Maya snorted. "And give up my ability to swish it dramatically when someone says something stupid? Never."

Her phone buzzed. Jordan had posted a new story. Maya's thumb moved faster than her dignity could keep up with—she was now staring at a picture of Jordan's Chuck Taylor-clad feet with some indie song she pretended to know. The caption: "running from my problems like lol"

"Text him," Priya said, like it was the most obvious thing in the world. "Just say you like his aesthetic or whatever."

"That's literally embarrassing."

"No, what's embarrassing is that you have 47 screenshots of his posts saved in a hidden folder."

Maya threw a pillow at her. The phone slipped from her grasp and crashed face-down on the hardwood floor. They both stared at it in horror.

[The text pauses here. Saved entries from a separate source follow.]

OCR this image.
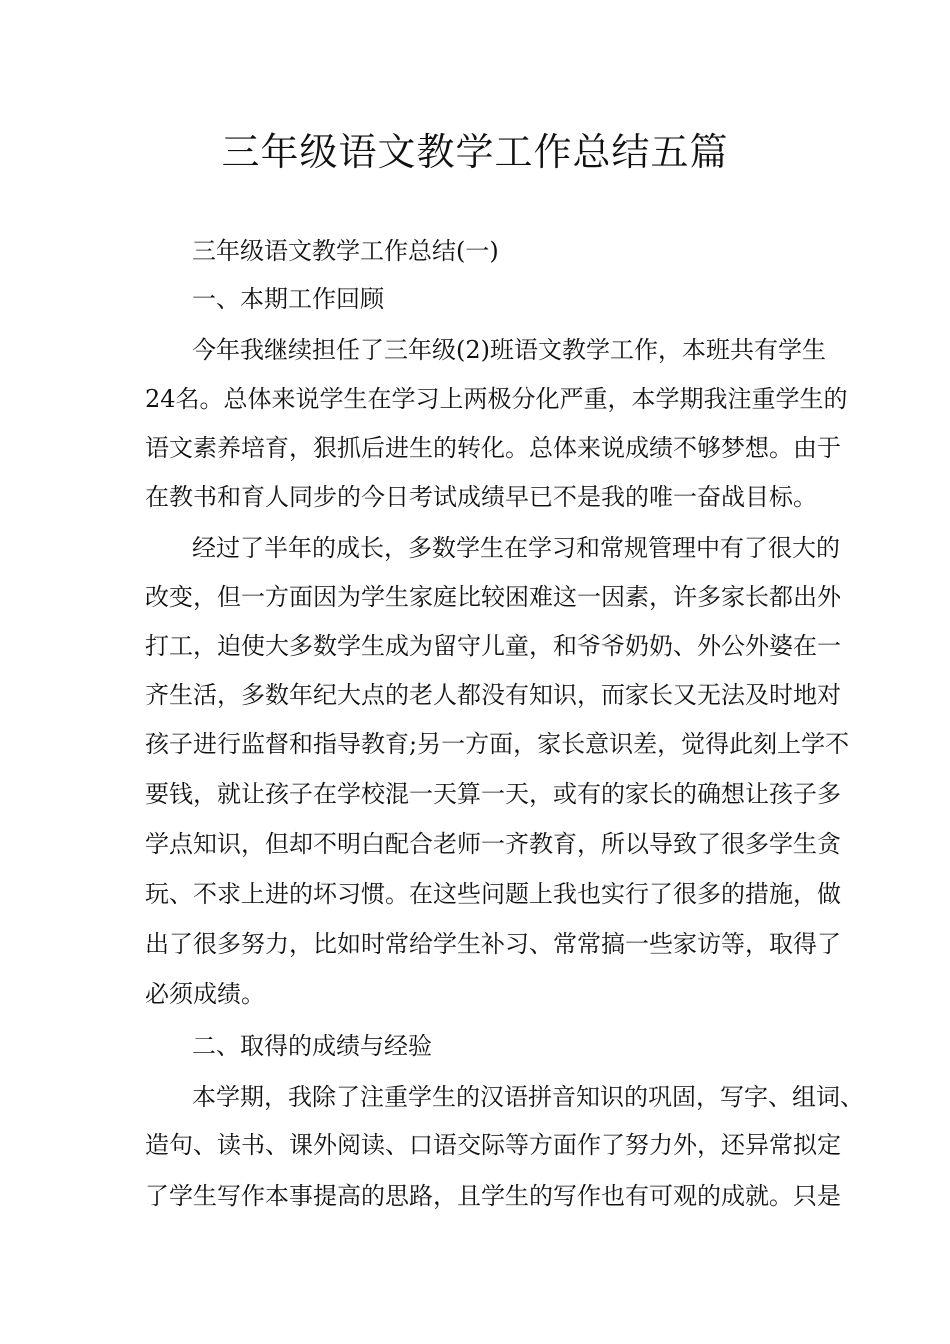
三年级语文教学工作总结五篇
三年级语文教学工作总结(一)
一、本期工作回顾
今年我继续担任了三年级(2)班语文教学工作，本班共有学生
24名。总体来说学生在学习上两极分化严重，本学期我注重学生的
语文素养培育，狠抓后进生的转化。总体来说成绩不够梦想。由于
在教书和育人同步的今日考试成绩早已不是我的唯一奋战目标。
经过了半年的成长，多数学生在学习和常规管理中有了很大的
改变，但一方面因为学生家庭比较困难这一因素，许多家长都出外
打工，迫使大多数学生成为留守儿童，和爷爷奶奶、外公外婆在一
齐生活，多数年纪大点的老人都没有知识，而家长又无法及时地对
孩子进行监督和指导教育;另一方面，家长意识差，觉得此刻上学不
要钱，就让孩子在学校混一天算一天，或有的家长的确想让孩子多
学点知识，但却不明白配合老师一齐教育，所以导致了很多学生贪
玩、不求上进的坏习惯。在这些问题上我也实行了很多的措施，做
出了很多努力，比如时常给学生补习、常常搞一些家访等，取得了
必须成绩。
二、取得的成绩与经验
本学期，我除了注重学生的汉语拼音知识的巩固，写字、组词、
造句、读书、课外阅读、口语交际等方面作了努力外，还异常拟定
了学生写作本事提高的思路，且学生的写作也有可观的成就。只是
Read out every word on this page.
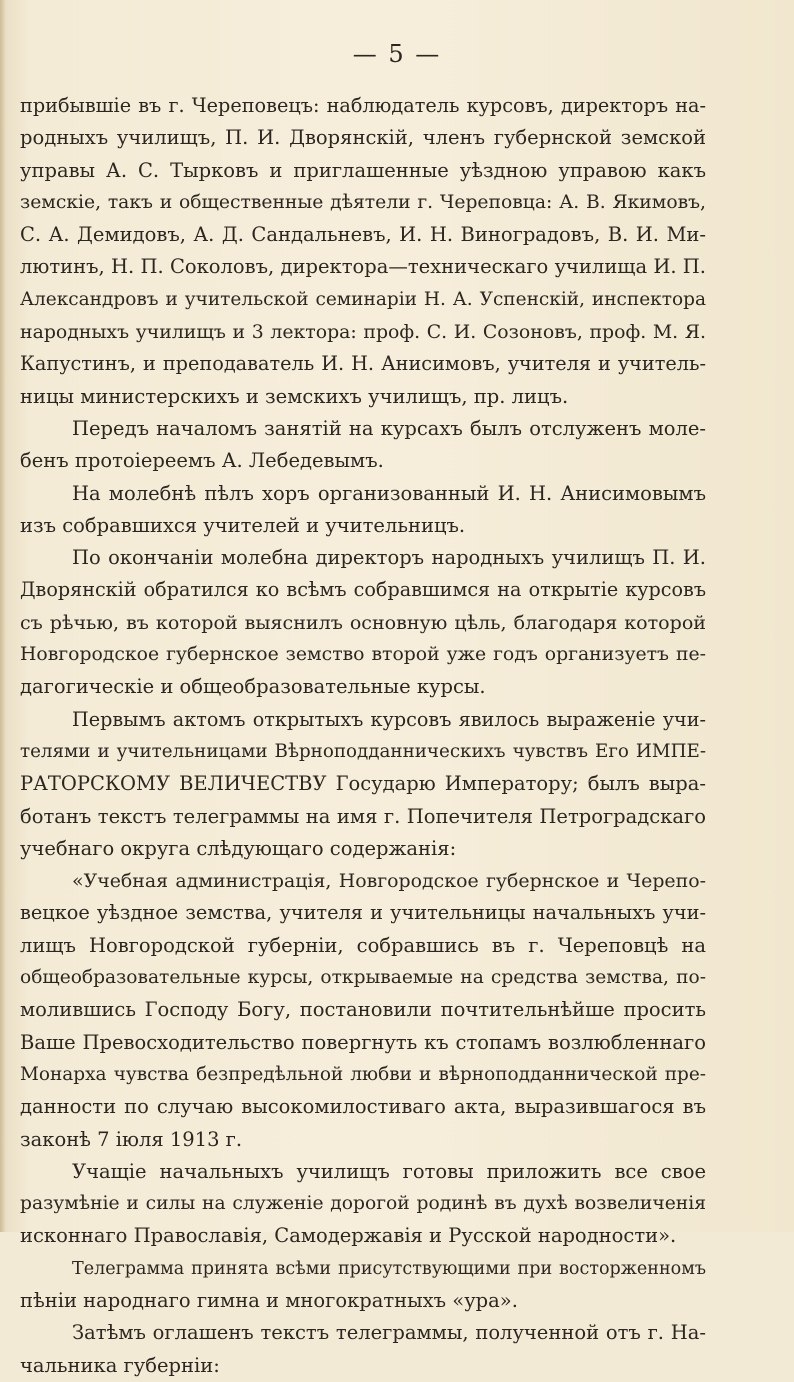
— 5 —
прибывшіе въ г. Череповецъ: наблюдатель курсовъ, директоръ на-
родныхъ училищъ, П. И. Дворянскій, членъ губернской земской
управы А. С. Тырковъ и приглашенные уѣздною управою какъ
земскіе, такъ и общественные дѣятели г. Череповца: А. В. Якимовъ,
С. А. Демидовъ, А. Д. Сандальневъ, И. Н. Виноградовъ, В. И. Ми-
лютинъ, Н. П. Соколовъ, директора—техническаго училища И. П.
Александровъ и учительской семинаріи Н. А. Успенскій, инспектора
народныхъ училищъ и 3 лектора: проф. С. И. Созоновъ, проф. М. Я.
Капустинъ, и преподаватель И. Н. Анисимовъ, учителя и учитель-
ницы министерскихъ и земскихъ училищъ, пр. лицъ.
Передъ началомъ занятій на курсахъ былъ отслуженъ моле-
бенъ протоіереемъ А. Лебедевымъ.
На молебнѣ пѣлъ хоръ организованный И. Н. Анисимовымъ
изъ собравшихся учителей и учительницъ.
По окончаніи молебна директоръ народныхъ училищъ П. И.
Дворянскій обратился ко всѣмъ собравшимся на открытіе курсовъ
съ рѣчью, въ которой выяснилъ основную цѣль, благодаря которой
Новгородское губернское земство второй уже годъ организуетъ пе-
дагогическіе и общеобразовательные курсы.
Первымъ актомъ открытыхъ курсовъ явилось выраженіе учи-
телями и учительницами Вѣрноподданническихъ чувствъ Его ИМПЕ-
РАТОРСКОМУ ВЕЛИЧЕСТВУ Государю Императору; былъ выра-
ботанъ текстъ телеграммы на имя г. Попечителя Петроградскаго
учебнаго округа слѣдующаго содержанія:
«Учебная администрація, Новгородское губернское и Черепо-
вецкое уѣздное земства, учителя и учительницы начальныхъ учи-
лищъ Новгородской губерніи, собравшись въ г. Череповцѣ на
общеобразовательные курсы, открываемые на средства земства, по-
молившись Господу Богу, постановили почтительнѣйше просить
Ваше Превосходительство повергнуть къ стопамъ возлюбленнаго
Монарха чувства безпредѣльной любви и вѣрноподданнической пре-
данности по случаю высокомилостиваго акта, выразившагося въ
законѣ 7 іюля 1913 г.
Учащіе начальныхъ училищъ готовы приложить все свое
разумѣніе и силы на служеніе дорогой родинѣ въ духѣ возвеличенія
исконнаго Православія, Самодержавія и Русской народности».
Телеграмма принята всѣми присутствующими при восторженномъ
пѣніи народнаго гимна и многократныхъ «ура».
Затѣмъ оглашенъ текстъ телеграммы, полученной отъ г. На-
чальника губерніи:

"Please tell me you have Apple Care," Priya whispered.

"My dad does. I'm so grounded."

The screen was shattered beyond repair. Jordan's unread messages were gone. Maya's carefully curated collection of screenshots and playlists and overthinking fuel—gone. She spent the night panic-running every possible scenario, her thoughts racing faster than her pulse.

Two weeks phone-free. Two weeks of actually talking to people. Of noticing how Jordan sat alone at lunch some days. Of realizing her hair was kind of amazing when she stopped hiding behind it.

"Hey." Jordan slid into the seat across from her in the cafeteria, tray in hand. "You're Maya, right? From English?"

She felt her ponytail swish as she nodded. Suddenly it wasn't a shield anymore. It was just hair.

"Yeah. You're Jordan."

"Cool." A pause. "You want to run with me sometime? I see you running around the neighborhood and you're actually fast."

Maya's stomach did that ridiculous flip thing. "I'd like that."

Her phone had broken, but somehow she'd finally connected.